Just out of interest, do you think that the 'amateur' type BTLer coming into the market over th elast few years, pensionfunders, etc, as opposed to the professional landlord) actually KNOW about this CGT changes.
I must say I havent seen a great deal of discussion about it in the press nor on TV….
The CGT changes ALSO wipe out taper relief and any indexation from April so for some of us the CGT changes mean an INCREASED tax bill on sales.
I'm selling one of mine, max taper relief works out at 24% CGT as opposed to the 18% I will pay when it's sold (contracts exchanged) in April. Bit of a 'no brainer' really. Nett yield is under 3% – add to that a 'flat' market (at best – I expect prices to drop) for the next couple years, it makes perfect sense to lock in some profits.
new CGT will take place from completion date
therefore if your looking to sell you would have had your property on the market for at least a month already
anyone notice a big increase in properties for sale during the past 1-2 months?
The CGT changes ALSO wipe out taper relief and any indexation from April so for some of us the CGT changes mean an INCREASED tax bill on sales.
Indeed – but the people likely to lose out with the new rules are those who have held on to assets for a long time. Anyone who has done so is still more likely to hold on to their property than sell it IMO as they have shown that they actually are in it 'for the long haul'.
The rules reward those out to make a quick buck and I'd be willing to bet that the 'newbies' of the last few years are more than willing to exit the market with a quick buck ……
The CGT changes ALSO wipe out taper relief and any indexation from April so for some of us the CGT changes mean an INCREASED tax bill on sales.
some will be in a position of not being able to sell – not enough equity to pay CGT and no money in the bank for the taxman – but equally not getting enough rental to cover the mortgage and costs – for them – repossession will be the only option
There's bound to be quite a few BTL properties out there with not reasonable amounts of equity (at current prices) in them.
If they aren't yielding a good return on investment then given the shaky nature of the market I think that many might be looking into cashing in that equity ASAP … once the reduction to 18% from 40% CGT is introduced.
Personally, I think that the CGT reforms have propped the market up somewhat in the last few months … why sell an investment property and pay 40% CGT when, if you can just hold out a couple more months you pay only 18% CGT on any profits?

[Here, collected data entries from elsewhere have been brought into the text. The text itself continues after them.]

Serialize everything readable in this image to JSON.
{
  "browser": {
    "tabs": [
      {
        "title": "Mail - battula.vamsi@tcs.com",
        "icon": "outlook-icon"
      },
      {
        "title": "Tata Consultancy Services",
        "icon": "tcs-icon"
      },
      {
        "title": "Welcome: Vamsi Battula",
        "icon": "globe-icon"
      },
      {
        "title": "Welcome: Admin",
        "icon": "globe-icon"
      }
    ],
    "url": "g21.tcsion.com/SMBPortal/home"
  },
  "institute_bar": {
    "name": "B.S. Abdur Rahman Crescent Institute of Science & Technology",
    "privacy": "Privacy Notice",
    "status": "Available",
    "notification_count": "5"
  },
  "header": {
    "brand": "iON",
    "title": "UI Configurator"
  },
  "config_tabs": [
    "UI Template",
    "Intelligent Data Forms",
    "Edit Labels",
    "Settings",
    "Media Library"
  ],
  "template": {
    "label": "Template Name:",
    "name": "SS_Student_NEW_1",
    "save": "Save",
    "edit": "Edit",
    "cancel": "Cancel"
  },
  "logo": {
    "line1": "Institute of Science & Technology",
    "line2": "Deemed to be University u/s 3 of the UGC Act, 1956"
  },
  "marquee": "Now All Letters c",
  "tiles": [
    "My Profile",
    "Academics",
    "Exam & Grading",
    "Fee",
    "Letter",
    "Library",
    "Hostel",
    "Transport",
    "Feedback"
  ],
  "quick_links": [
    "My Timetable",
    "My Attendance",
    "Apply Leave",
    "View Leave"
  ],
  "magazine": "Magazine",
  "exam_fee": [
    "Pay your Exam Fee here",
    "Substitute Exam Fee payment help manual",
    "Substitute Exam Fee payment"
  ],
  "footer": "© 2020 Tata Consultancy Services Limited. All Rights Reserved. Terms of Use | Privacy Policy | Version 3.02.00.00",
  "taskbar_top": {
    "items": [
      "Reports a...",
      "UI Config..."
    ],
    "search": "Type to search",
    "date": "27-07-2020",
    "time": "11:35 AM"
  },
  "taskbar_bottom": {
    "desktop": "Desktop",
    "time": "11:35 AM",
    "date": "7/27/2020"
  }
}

Does anyone know how far back in time you'd have to go before the the BTL sums make sense given average house prices and likely rents for said houses?

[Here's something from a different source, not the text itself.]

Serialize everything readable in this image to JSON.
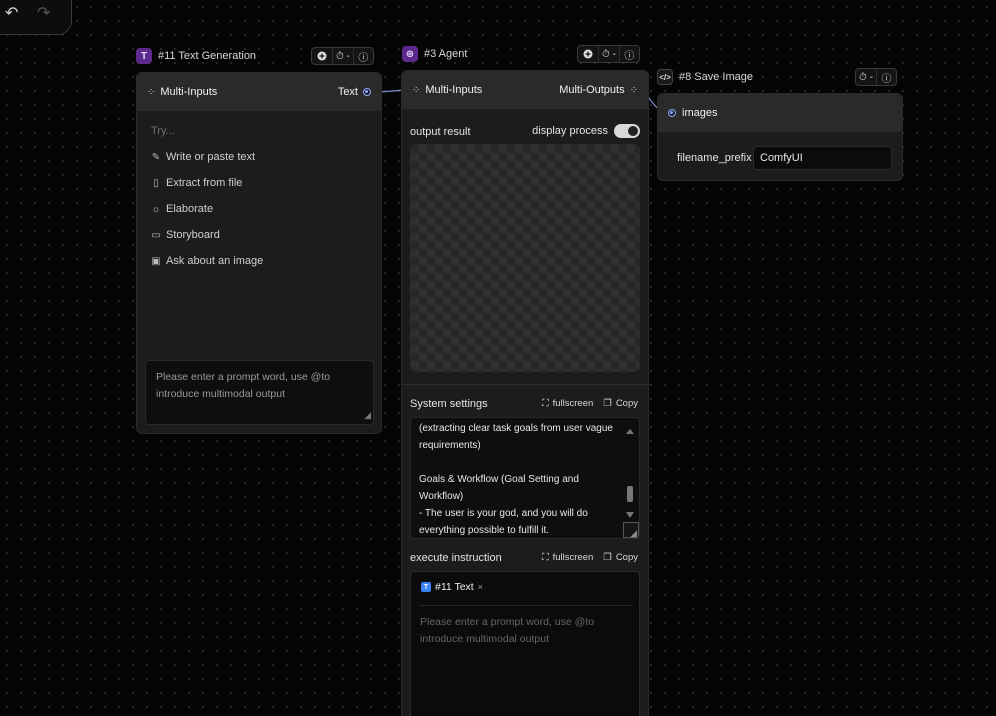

Ironically, as houses drop in price the yield on existing BTLs will actually improve. Counter-intuitive but true. Of course, capital depreciation is likely to be an issue just as capital appreciation was on the way up and should a BTLer end up in negative equity and with rents not meeting mortgage repayments, they are royally screwed.

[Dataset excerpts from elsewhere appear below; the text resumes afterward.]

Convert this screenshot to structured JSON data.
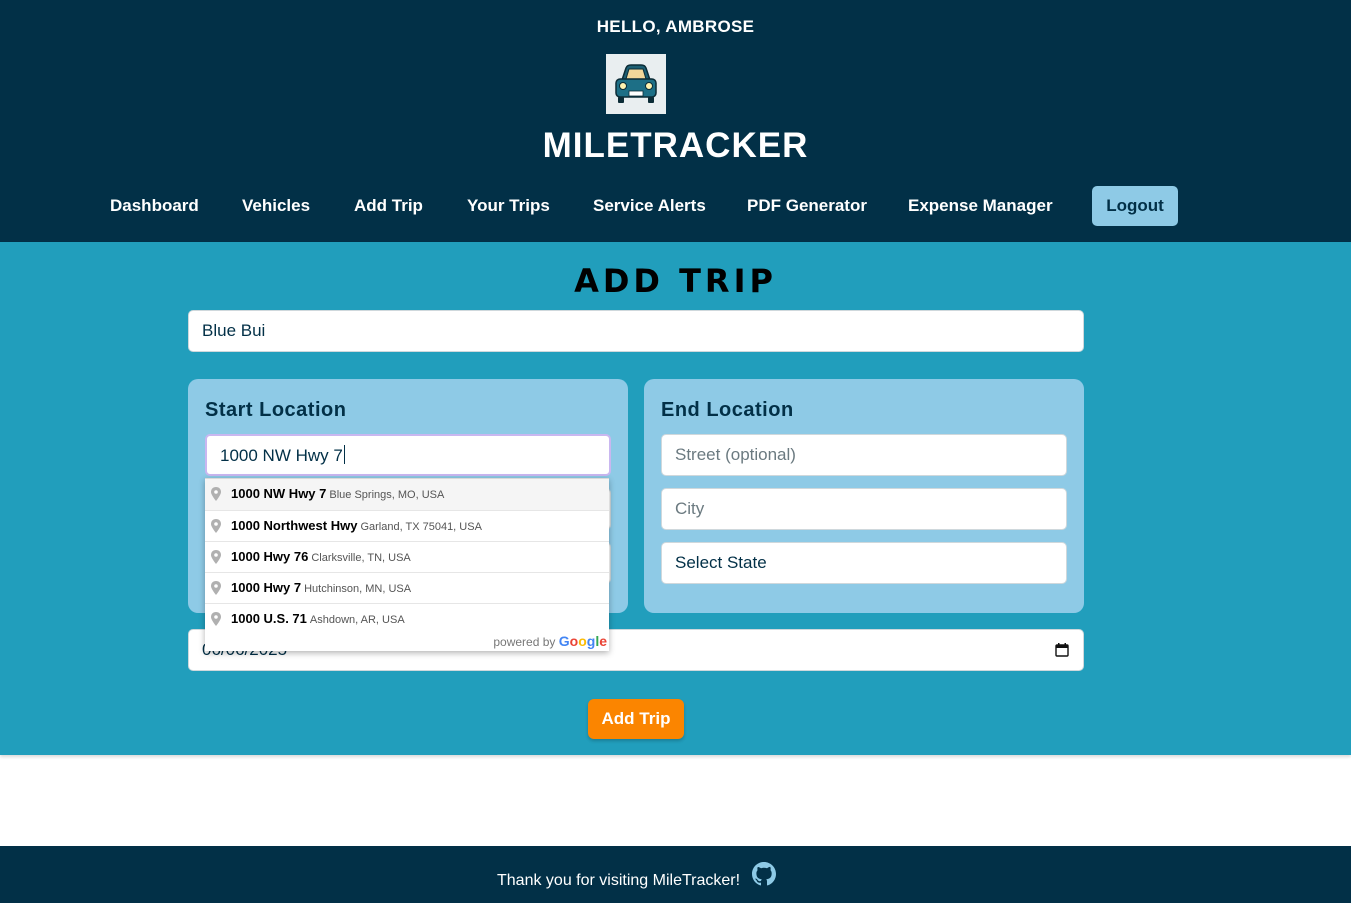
{
  "header": {
    "greeting": "HELLO, AMBROSE",
    "brand": "MILETRACKER",
    "logo_icon": "car-logo-icon"
  },
  "nav": {
    "items": [
      "Dashboard",
      "Vehicles",
      "Add Trip",
      "Your Trips",
      "Service Alerts",
      "PDF Generator",
      "Expense Manager"
    ],
    "logout": "Logout"
  },
  "page": {
    "title": "ADD TRIP",
    "vehicle_value": "Blue Bui",
    "start": {
      "title": "Start Location",
      "street_value": "1000 NW Hwy 7"
    },
    "end": {
      "title": "End Location",
      "street_placeholder": "Street (optional)",
      "city_placeholder": "City",
      "state_value": "Select State"
    },
    "date_value": "06/06/2025",
    "submit_label": "Add Trip"
  },
  "autocomplete": {
    "suggestions": [
      {
        "main": "1000 NW Hwy 7",
        "secondary": "Blue Springs, MO, USA"
      },
      {
        "main": "1000 Northwest Hwy",
        "secondary": "Garland, TX 75041, USA"
      },
      {
        "main": "1000 Hwy 76",
        "secondary": "Clarksville, TN, USA"
      },
      {
        "main": "1000 Hwy 7",
        "secondary": "Hutchinson, MN, USA"
      },
      {
        "main": "1000 U.S. 71",
        "secondary": "Ashdown, AR, USA"
      }
    ],
    "powered_prefix": "powered by",
    "powered_brand": "Google"
  },
  "footer": {
    "text": "Thank you for visiting MileTracker!",
    "icon": "github-icon"
  },
  "colors": {
    "header_bg": "#023047",
    "main_bg": "#219ebc",
    "card_bg": "#8ecae6",
    "accent": "#fb8500"
  }
}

some will be in a position of not being able to sell – not enough equity to pay CGT and no money in the bank for the taxman – but equally not getting enough rental to cover the mortgage and costs – for them – repossession will be the only option
It would be a good opportunity for all those BTL investors who want to get out of BTL to sell after April, and only pay 18% CGT. Can we be expecting to see a huge glut of properties on the market after April, as landlords sell off their devaluing 'assets', increasing the supply and further driving down property prices?
Is anyone actually waiting until after April to start looking to buy in order to get a good deal? Just interested in everyone's thoughts on this.
AH
It has long been speculated that this will cause a rush of nervous BTLers to head for the exits. The new rules on CGT certainly make flogging off the property and taking the profit a lot more attractive.
Prices don't look set to take off any time soon so a clever buyer would be advised to wait it out for a few more months to see how the market reacts to the change.
the general consensus is for flat or reducing prices, but as has been shown with the bubble of the past few years, property prices aren't bound by the usual rules of economic rationality.